La cyberattaque contre la CNSS met en lumière la fragilité des infrastructures numériques marocaines. Revendiquée par un groupe de hackers algériens, elle s'inscrit dans une stratégie de guerre hybride. Face à cette menace, une riposte structurée et une gouvernance cyber renforcée s'imposent.
La cyberattaque de grande ampleur dont a été victime la CNSS, le 9 avril courant, ne peut être comprise qu'à l'aune d'un contexte plus large : celui d'une guerre hybride menée contre notre pays et ses intérêts vitaux. En effet, ce piratage, revendiqué par le groupe de hackers algériens Jabaroot DZ, n'avait pour seuls objectifs que de nuire à l'Etat marocain et de le déstabiliser.

Les dégâts de cette opération sont considérables, puisque ce piratage a permis non seulement la fuite des informations personnelles de deux millions de citoyens, avec les conséquences économiques et sociales que cela implique, mais aussi de révéler toute la vulnérabilité des infrastructures numériques nationales.

L'autre objectif était de détourner l'attention d'un événement géopolitique et diplomatique majeur, puisque, au même moment où les fichiers piratés ont été publiés sur le réseau Instagram, le ministre des Affaires étrangères, Nasser Bourita, effectuait une visite à Washington, durant laquelle l'Administration américaine a réaffirmé son soutien à la marocanité du Sahara.
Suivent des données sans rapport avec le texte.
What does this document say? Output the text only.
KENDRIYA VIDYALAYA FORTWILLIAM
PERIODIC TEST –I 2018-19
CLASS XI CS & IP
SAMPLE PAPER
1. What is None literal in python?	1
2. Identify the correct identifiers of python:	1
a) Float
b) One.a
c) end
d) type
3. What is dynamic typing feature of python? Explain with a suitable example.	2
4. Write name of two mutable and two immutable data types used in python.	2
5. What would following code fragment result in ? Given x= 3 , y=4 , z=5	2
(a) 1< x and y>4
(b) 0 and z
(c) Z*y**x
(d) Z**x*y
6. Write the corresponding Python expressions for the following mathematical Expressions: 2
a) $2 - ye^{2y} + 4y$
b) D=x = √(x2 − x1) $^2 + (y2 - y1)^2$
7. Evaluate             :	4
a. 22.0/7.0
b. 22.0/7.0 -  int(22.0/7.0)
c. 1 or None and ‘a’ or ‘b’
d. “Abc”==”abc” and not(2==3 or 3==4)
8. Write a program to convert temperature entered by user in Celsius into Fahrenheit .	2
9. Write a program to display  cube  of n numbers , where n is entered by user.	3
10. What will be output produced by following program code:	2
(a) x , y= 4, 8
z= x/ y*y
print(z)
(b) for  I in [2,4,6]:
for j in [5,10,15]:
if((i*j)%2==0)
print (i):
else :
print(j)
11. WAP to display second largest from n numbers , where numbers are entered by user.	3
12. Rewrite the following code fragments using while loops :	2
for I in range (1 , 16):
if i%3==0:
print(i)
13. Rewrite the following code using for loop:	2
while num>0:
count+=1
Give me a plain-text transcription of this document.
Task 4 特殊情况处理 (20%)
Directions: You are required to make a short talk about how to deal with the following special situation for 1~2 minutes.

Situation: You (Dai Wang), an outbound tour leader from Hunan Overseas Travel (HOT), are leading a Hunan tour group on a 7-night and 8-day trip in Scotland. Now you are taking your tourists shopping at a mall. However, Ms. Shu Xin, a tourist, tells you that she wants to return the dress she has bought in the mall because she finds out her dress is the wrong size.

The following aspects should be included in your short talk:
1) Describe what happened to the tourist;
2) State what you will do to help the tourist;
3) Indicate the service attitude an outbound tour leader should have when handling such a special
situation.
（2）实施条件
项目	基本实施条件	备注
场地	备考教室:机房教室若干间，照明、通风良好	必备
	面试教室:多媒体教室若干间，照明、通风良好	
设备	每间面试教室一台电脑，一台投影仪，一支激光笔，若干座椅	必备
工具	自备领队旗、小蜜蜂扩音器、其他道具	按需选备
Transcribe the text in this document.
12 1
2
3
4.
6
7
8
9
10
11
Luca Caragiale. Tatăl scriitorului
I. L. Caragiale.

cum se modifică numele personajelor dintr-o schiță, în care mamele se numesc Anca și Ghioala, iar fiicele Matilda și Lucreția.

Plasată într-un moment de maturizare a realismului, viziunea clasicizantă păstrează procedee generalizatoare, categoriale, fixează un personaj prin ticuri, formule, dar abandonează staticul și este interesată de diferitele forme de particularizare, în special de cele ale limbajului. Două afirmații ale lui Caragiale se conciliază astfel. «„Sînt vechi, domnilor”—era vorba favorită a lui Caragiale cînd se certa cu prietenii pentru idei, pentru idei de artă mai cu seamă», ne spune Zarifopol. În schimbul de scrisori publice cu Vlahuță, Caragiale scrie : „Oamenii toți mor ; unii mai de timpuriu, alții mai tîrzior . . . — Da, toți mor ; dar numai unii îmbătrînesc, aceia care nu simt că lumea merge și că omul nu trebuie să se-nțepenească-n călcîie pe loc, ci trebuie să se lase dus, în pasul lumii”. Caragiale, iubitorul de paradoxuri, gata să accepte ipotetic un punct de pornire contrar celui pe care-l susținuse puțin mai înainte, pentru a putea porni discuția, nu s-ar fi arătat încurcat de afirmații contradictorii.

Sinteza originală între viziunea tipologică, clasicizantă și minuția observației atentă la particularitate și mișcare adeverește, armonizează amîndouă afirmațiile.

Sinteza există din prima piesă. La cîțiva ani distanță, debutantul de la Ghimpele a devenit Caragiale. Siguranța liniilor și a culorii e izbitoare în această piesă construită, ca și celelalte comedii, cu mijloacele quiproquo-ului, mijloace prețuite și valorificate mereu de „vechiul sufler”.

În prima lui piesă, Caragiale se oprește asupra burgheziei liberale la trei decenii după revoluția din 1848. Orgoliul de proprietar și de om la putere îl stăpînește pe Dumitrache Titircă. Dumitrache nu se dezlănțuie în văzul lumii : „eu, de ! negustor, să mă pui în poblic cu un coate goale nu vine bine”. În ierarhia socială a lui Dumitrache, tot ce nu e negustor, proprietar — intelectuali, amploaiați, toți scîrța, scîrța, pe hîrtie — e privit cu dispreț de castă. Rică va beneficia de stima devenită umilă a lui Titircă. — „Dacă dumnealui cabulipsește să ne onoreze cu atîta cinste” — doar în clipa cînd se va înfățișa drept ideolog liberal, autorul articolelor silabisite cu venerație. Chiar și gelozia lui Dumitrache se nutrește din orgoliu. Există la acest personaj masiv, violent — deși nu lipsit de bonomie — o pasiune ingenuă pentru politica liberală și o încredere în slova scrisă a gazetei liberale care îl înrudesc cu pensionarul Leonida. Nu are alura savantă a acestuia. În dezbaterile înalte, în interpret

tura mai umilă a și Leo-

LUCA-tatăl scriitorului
Un nouveau champ de bataille

Cette cyberattaque n'est qu'un épisode de plus dans l'offensive globale et multidimensionnelle menée par le régime algérien contre le Royaume, une offensive qui ne cesse de s'intensifier depuis plusieurs années. Selon les principes de la guerre hybride, aussi appelée guerre de cinquième génération, tous les domaines deviennent des terrains d'affrontement : l'information, par la diffusion de fake news, la culture, par le vol de patrimoine, et le numérique, à travers les cyberattaques visant les institutions stratégiques.

Ainsi, de la même manière que l'on protège nos frontières pour prévenir toute intrusion ennemie, il est impératif d'en faire autant pour notre espace numérique. La cyberattaque contre la CNSS n'était qu'un avertissement, prélude à d'autres opérations qui pourraient s'aggraver et gagner en intensité dans les mois à venir. Cet événement marquera-t-il enfin une prise de conscience face à ce danger ? Et surtout, comment se préparer efficacement aux menaces à venir ?

NSOC

Pour Younès Felahi, expert en cyber-sécurité et membre du réseau international CYAN (Cybersecurity Advisors Network), le chantier prioritaire est de repenser l'architecture de la cyber-sécurité au niveau national. "Il est crucial d'instaurer une gouvernance centralisée de la cyber-sécurité en s'appuyant sur la DGSSI, une autorité forte et légitime, chargée de coordonner les actions entre les secteurs critiques, et de piloter une cellule de veille et de réponse nationale", propose-t-il.

Dotée de moyens conséquents et d'une plus grande latitude d'action, la DGSSI, organisme rattaché à l'Administration de la Défense nationale, devrait intégrer un Centre national des opérations de sécurité (NSOC), chargé d'alerter les parties prenantes en cas d'incidents significatifs, de centraliser les alertes au sein d'une entité opérationnelle unique et de coordonner la réponse face aux situations émergentes, afin de limiter l'impact des incidents de sécurité.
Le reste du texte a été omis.